One of the most memorable modern fairy tale “retellings” I’ve read was not so much a retelling, as an exploration of one of the shadowier corners of an existing tale. You Wandered Off Like A Foolish Child To Break Your Heart And Mine by Pat York (Silver Birch, Blood Moon, ed. Ellen Datlow and Terri Windling) was inspired by this line from Briar Rose by the Grimms:
...from time to time, several kings’ sons came, and tried to break through the thicket into the palace. This, however, none of them could ever do; for the thorns and bushes laid hold of them, as it were with hands; and there they stuck fast, and died wretchedly.
York’s haunting tale tells of the fate of those princes. (Not so much a Happily Ever After.)
Can you tell us about a favourite fairy tale you have worked with for one of your stories? Was it a retelling or a re-imagining or a new story with the skeletons of past tales?

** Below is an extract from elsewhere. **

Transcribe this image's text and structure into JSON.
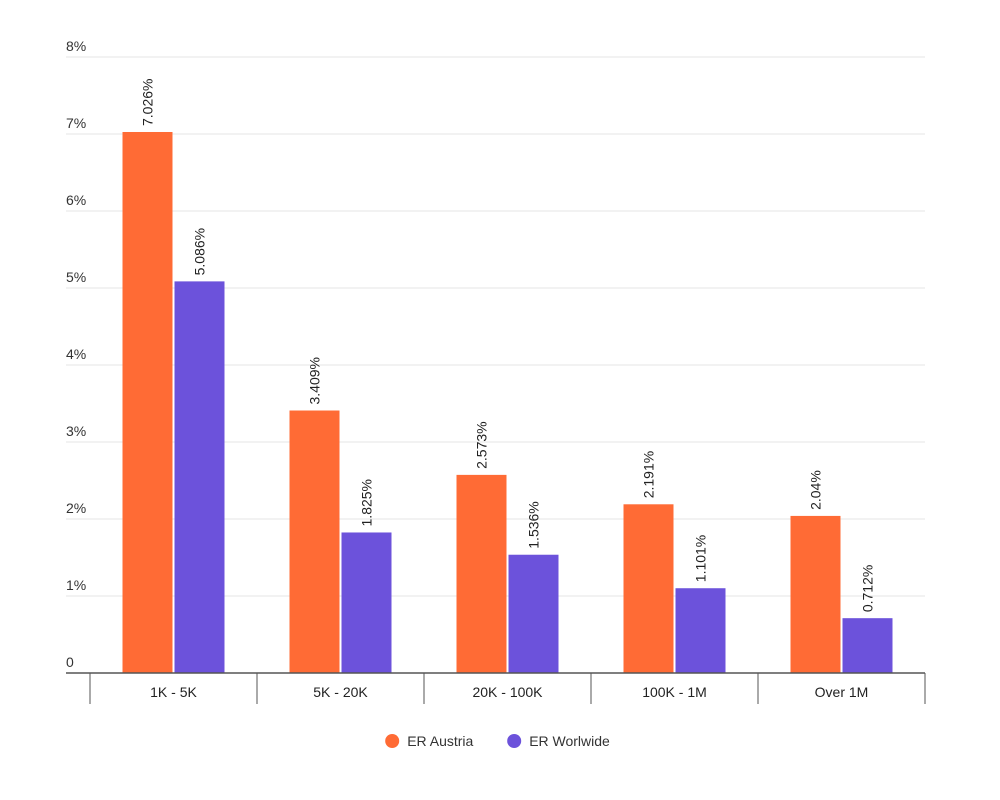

Argh, so many. The tales in their simplest forms leave so many questions unanswered. If you try to make sense out of their elements, they don’t work and you’re forced into creative conjecture to fill in the gaps. By way of example, Beauty and the Beast I seem to play with endlessly. I have written a novel-length version of it, and several short stories. Why was he cursed really? If he was that awful, that a fairy was minded to sock him with an impossible curse and lock him away in isolation from society, how is it possible he could be rehabilitated? What if he can’t be? Or, if he wasn’t that awful, why was he cursed? What would happen if Beauty’s family refused to give her up? If Beauty really does fall in love with him, how does she feel when he transforms back into a man?

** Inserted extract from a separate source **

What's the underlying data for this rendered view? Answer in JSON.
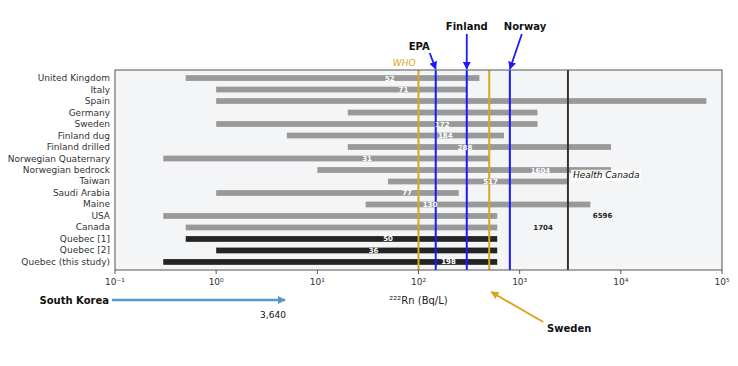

I’m also fascinated by the way certain motifs seem to keep appearing in different tales. The curse – that typically can only be broken by a love-token like a kiss or promise of marriage. The high hedge sequestering someone from the world, be it a beast or a sleeping princess. The something lurking at the heart of a forest.

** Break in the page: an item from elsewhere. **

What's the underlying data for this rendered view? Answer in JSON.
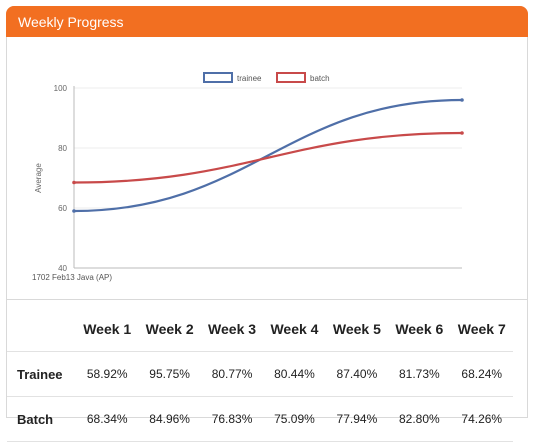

Cinderella, is another favourite. It’s probably one of the most overused tales, but it has such a compelling story premise at its heart, and there are so many ways you can spin it. I’m shopping around a dark, novella-length version at the moment, told from the perspective of Prince Charming’s male lover, and I’m writing a YA novel length retelling in which faking her father’s death is only the first act of desperate cunning my Macgyver-like Cinderella has had to resort to in order to foil a dastardly plot.
If you could invite three fairy tale characters to dinner, who would it be? And why?
I can’t help feeling that would be a dangerous thing to do. One only has to look at the cautionary tale of Sleeping Beauty to understand the perils of leaving someone off the guest list. However, I will brave the possibility of being sent to sleep for a century, and, having raised the issue of problematic guest lists, I think I would invite Princess Amethyst (Amy to her friends) from M.M. Kaye’s The Ordinary Princess, because she seems lovely and is basically responsible for my deep abiding sense that proper fairy tale princesses would rather climb trees and live in the woods than sit in towers guarded by dragons and do embroidery. I’d also invite Tatterhood, because she’s so much her own person and I’d love to find out more about her. And perhaps Little Red Riding Hood’s grandmother, because I’d love to know why a little old lady was living out in the woods on her own.